Его телеграфный стиль вдруг вызвал в ней раздражение. Короткие простые фразы – точно учитель, разговаривающий с ребенком.
– Мне все это непонятно. Я могла бы стать ею тысячу раз. Смотреть ее глазами. Мыслить ее мозгом… – ей пришлось взять себя в руки, потому что она начала его передразнивать, – но я все равно не понимаю, как это происходит. Как можно захотеть чего-то подобного… – она не могла подобрать слов, – …противного природе.
Она отвернулась от доктора, пытаясь скрыть слезы, вызванные глубоким возмущением, хотя думала, что проработала проблему и сегодня будет свободна от эмоций. Внезапно ей показалось, что Хой тихо рассмеялся. Она повернулась к нему, испытывая еще большее раздражение, однако врач лишь покашливал, закуривая полезную сигарету, так что она заговорила снова, все быстрее и громче:
– Я здесь только потому, что никто больше из родственников не захотел заняться организацией всего этого. Я – ее сестра. Родители – старики и мало что в этом смыслят. Дети приняли ее решение за чистую монету, во всяком случае дочь. Сын от всего этого отстранился. Он испытывает только боль. Я взяла это на себя, но я этого не понимаю. И, честно говоря, не хочу понимать. Мне наплевать.
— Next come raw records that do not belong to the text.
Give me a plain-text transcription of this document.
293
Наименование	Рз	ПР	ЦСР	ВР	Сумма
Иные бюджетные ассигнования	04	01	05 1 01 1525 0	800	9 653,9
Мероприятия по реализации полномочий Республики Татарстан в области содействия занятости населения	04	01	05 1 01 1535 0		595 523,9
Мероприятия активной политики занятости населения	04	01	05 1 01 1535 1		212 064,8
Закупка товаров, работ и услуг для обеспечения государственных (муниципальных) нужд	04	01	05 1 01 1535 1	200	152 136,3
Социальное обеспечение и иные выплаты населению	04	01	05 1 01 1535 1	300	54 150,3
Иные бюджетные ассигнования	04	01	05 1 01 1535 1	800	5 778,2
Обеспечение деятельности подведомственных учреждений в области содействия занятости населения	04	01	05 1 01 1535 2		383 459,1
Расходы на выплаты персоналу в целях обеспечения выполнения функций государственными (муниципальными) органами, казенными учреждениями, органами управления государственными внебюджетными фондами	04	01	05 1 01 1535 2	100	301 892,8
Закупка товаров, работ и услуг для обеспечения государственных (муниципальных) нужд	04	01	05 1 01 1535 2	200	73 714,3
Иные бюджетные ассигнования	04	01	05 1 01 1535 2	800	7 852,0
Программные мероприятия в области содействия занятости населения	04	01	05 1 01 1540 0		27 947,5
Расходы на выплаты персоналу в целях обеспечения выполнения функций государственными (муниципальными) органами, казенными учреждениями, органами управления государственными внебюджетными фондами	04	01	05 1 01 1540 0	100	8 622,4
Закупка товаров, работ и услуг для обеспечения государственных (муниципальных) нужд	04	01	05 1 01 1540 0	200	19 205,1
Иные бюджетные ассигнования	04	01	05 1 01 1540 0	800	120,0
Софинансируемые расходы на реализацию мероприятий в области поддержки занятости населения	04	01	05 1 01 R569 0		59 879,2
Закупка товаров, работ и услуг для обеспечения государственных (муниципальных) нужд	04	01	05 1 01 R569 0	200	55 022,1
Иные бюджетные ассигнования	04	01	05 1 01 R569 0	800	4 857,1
Я приехала все оформить.
Злость действовала на нее благотворно, прибавляла сил и уверенности, но доктор Хой, стройный азиат с непроницаемым лицом, все равно смотрел с выражением, которое можно было бы определить как ласковое высокомерие.
– Ты имеешь право на гнев и разочарование. С их помощью ты защищаешься. Защищаешь свою интегральность, – продолжал он умничать, это было невыносимо.
– Отвяжись, – сказала она беззвучно, отвернувшись к озеру. И пошла вдоль берега – от вида бликов на поверхности воды, стены леса на той стороне и большого чистого неба ее злость постепенно таяла. Она почувствовала исходящий от воды покой и даже преддверие чудесного безразличия, как когда она впервые уехала из дома и решила не возвращаться. Сидела в автобусе и мысленно твердила: «Я никому ничего не должна, потому что люди отвечают за свой выбор».
– Как человек может хотеть перестать быть собой? – спросила она у идущего следом Хоя. – Это самоубийство. В определенном смысле вы совершаете по ее просьбе эвтаназию.
Хой схватил ее за руку и заставил остановиться. Он снял шапочку, теперь лицо выглядело еще более женственным. Над их головами прошуршали крылья солнечного вертолета.
– Западный человек убежден, что катастрофически и радикально отличается от других людей, от других существ, что он исключителен, трагичен. Он также говорит о «заброшенности в мир», об отчаянии, одиночестве. Он склонен к истерии, к самоумерщвлению. А ведь это не более чем превращение маленького различия в большую драму. Почему надо считать, будто пропасть между человеком и миром более значима и важна, нежели пропасть между двумя другими видами бытия? Ты понимаешь, о чем я? Почему, с точки зрения философии, пропасть между тобой и этой лиственницей более значима, чем пропасть между этой лиственницей и, скажем, тем дятлом?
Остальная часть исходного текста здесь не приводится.